Tell them you love their dedication to church, to reading, to their God. Tell them you love how they wash their school socks every day without being reminded. Notuce how their school marks are improving, or how hard they’re working.
Tell them anything true and positive about themselves . Whatever it is!
I will never forget the day in my university days that a homeless lady told me I had such a beautiful smile that it had brightened her day. Me? Brighten the day of someone who’s down and out just by smiling? Impossible!
Or the day a Coloured lady at the Pick n Pay bakery section called a Black guy out from the back just to tell him to look at me and agree with her that I was beautiful.
My immediate thoughts were, “Wow! It’s actually possible to NOT look like an ugly boy to someone?? Could a guy one day think I’m beautiful enough for him to want to look at me every day of his life?”
That was a revolutionary thought. Beauty was not in the eye of the beholder for me. Rather, my mommy was my whole world and therefore everyone obviously‘beheld’ like she did. I’d internalised therefore, that the whole world also beheld and saw a stiff, ugly, girl who looks like a boy and has ugly legs and lips to be hidden. Who would ever be attracted to me?
May the inner voice our daughters (and sons) hear strengthen them all their lives. May it make them bold. Make them humble yet sure of themselves. May they only want to change what is REALLY negative in their characters, behaviours or habits. May they feel wanted, loved, cared for; their hearts tenderly held in our hands. Precious to us..just as they were the day they were born or the day they were adopted; when all we cared about was that they were alive and HERE. When their mere existence was a cause for our joy.
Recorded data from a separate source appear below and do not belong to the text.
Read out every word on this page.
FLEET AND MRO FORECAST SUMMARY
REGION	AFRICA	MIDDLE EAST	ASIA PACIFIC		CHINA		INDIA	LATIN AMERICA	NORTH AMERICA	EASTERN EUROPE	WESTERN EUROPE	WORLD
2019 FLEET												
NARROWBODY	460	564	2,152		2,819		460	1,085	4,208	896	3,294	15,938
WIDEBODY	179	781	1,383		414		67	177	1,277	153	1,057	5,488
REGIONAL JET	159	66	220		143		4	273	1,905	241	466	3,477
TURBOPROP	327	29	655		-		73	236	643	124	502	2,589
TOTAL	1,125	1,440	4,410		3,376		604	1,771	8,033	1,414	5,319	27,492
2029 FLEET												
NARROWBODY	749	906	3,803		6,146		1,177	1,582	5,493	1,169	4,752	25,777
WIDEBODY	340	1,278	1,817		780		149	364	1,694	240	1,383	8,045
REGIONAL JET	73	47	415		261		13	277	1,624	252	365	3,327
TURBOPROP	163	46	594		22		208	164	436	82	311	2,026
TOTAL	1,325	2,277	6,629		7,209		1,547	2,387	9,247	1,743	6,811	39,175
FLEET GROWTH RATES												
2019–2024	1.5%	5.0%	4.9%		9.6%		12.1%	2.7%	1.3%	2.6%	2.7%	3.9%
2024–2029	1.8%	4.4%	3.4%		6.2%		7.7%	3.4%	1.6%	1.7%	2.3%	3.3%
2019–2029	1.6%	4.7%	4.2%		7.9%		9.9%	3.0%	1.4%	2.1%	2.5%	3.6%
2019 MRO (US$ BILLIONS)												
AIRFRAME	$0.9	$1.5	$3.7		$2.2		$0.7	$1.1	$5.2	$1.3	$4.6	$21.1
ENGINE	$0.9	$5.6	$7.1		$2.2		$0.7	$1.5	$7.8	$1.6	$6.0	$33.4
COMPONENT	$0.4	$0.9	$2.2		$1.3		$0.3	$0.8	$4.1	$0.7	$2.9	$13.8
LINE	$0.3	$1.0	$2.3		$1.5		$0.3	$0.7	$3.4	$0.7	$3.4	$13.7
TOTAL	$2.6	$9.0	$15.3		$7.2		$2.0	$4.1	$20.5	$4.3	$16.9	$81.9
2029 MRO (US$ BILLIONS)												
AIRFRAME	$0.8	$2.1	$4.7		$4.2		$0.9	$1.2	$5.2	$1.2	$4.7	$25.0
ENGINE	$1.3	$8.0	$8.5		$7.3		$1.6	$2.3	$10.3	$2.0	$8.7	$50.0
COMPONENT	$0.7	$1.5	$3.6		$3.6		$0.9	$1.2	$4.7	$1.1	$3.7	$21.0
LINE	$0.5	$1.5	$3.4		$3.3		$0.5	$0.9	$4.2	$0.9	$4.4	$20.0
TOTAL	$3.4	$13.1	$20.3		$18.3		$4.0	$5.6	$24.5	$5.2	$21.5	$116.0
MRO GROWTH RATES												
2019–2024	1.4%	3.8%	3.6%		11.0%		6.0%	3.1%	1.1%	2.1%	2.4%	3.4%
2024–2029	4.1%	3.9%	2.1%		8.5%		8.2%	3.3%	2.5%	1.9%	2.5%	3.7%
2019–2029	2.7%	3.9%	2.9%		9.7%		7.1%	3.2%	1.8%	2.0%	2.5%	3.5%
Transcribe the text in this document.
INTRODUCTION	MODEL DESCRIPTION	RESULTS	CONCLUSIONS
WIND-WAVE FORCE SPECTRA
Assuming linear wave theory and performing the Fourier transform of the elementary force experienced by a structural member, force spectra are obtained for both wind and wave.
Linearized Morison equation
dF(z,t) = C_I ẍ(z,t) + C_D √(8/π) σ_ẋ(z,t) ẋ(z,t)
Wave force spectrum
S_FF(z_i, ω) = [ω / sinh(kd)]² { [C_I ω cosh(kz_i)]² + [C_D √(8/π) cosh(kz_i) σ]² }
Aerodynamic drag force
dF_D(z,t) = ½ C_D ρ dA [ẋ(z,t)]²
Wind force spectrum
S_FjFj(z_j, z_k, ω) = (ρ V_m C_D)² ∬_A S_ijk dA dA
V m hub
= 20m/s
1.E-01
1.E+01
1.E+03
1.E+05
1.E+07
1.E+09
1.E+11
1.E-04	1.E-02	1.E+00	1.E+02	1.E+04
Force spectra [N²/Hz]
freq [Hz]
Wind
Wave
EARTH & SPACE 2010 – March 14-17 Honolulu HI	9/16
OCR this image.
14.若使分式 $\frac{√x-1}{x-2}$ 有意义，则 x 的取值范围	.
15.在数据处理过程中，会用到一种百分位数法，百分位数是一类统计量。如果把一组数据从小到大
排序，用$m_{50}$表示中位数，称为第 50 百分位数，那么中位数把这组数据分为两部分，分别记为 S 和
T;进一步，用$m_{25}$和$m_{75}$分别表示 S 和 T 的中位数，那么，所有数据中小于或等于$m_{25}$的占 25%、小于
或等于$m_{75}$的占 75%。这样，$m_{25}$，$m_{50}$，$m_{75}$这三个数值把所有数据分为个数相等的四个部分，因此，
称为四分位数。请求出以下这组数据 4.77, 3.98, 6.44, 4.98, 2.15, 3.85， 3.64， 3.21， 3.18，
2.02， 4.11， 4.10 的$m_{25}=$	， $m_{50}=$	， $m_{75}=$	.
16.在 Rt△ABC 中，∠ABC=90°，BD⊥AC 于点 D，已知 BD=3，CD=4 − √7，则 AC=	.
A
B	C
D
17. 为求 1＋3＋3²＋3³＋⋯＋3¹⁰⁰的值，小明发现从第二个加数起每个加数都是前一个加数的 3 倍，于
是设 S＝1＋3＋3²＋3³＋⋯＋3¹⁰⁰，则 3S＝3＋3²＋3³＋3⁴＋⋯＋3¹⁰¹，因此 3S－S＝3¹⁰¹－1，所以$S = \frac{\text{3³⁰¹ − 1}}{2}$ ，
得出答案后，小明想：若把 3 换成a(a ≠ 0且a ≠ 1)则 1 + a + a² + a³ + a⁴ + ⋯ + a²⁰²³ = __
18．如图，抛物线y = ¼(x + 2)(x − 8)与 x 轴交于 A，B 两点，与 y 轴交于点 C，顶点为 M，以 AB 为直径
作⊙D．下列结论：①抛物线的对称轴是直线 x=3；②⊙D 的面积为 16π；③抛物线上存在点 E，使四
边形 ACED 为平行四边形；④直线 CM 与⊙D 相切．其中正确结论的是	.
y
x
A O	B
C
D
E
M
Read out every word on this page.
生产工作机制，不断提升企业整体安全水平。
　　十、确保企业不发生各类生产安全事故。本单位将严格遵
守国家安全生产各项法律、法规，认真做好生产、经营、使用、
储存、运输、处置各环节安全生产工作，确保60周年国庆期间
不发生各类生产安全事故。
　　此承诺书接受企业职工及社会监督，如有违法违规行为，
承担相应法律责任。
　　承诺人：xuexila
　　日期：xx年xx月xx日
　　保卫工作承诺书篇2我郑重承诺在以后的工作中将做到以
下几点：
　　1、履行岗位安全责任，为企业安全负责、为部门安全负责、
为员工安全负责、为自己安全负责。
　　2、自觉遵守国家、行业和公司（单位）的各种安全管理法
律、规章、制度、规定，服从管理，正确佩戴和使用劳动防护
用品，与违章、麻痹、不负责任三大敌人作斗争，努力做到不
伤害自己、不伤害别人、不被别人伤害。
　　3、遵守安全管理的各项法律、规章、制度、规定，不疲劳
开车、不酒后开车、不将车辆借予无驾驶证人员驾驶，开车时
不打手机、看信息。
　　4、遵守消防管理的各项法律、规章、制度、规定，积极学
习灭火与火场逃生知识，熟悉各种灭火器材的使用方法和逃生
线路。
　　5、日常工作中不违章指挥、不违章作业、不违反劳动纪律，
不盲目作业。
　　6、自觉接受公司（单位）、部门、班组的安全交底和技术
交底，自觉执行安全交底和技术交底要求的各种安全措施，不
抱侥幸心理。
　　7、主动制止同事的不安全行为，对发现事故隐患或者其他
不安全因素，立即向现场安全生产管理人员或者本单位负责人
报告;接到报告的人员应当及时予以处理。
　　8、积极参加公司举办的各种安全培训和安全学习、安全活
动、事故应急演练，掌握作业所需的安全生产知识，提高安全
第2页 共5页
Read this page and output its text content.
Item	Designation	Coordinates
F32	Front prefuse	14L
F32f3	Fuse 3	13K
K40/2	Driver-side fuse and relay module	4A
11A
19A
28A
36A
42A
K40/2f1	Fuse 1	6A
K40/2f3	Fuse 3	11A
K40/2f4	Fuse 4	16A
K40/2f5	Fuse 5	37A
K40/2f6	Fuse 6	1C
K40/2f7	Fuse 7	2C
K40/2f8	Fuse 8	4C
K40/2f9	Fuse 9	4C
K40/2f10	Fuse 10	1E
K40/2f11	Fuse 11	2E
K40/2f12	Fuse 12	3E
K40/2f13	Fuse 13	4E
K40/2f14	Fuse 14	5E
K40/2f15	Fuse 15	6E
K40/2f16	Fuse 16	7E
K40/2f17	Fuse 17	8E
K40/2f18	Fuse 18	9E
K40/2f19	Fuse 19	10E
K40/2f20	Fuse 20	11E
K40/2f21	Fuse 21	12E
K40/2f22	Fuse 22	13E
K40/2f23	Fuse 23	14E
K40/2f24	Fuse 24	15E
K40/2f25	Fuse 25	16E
(An elder once told me he didn’t like hearing how I’d overcome certain childhood heartaches. That I must never tell a truth if it’s not showing someone in a positive light. Now, I’m all for that. But not if my keeping quiet will cause harm for someone else. If I can prevent one other woman from causing damage, if I can remind just one to care about her daughter’s-or son’s-feelings like my posts helped my child’s biological mother, then in the same way the Bible records everything, I too will. God didn’t care about representing people as perfect when they were not, He cared about what is right. He cared about us learning from those who went before us, so we could improve on their lives. God told us that David who He loved with all His heart was a murderous adulterer. And that it was wrong. And that it had consequences.
That’s what I want too. To remind us in 2022, that there are consequences to our actions. Good..AND bad. I’d you don’t like knowing all my truths, don’t read/listen.)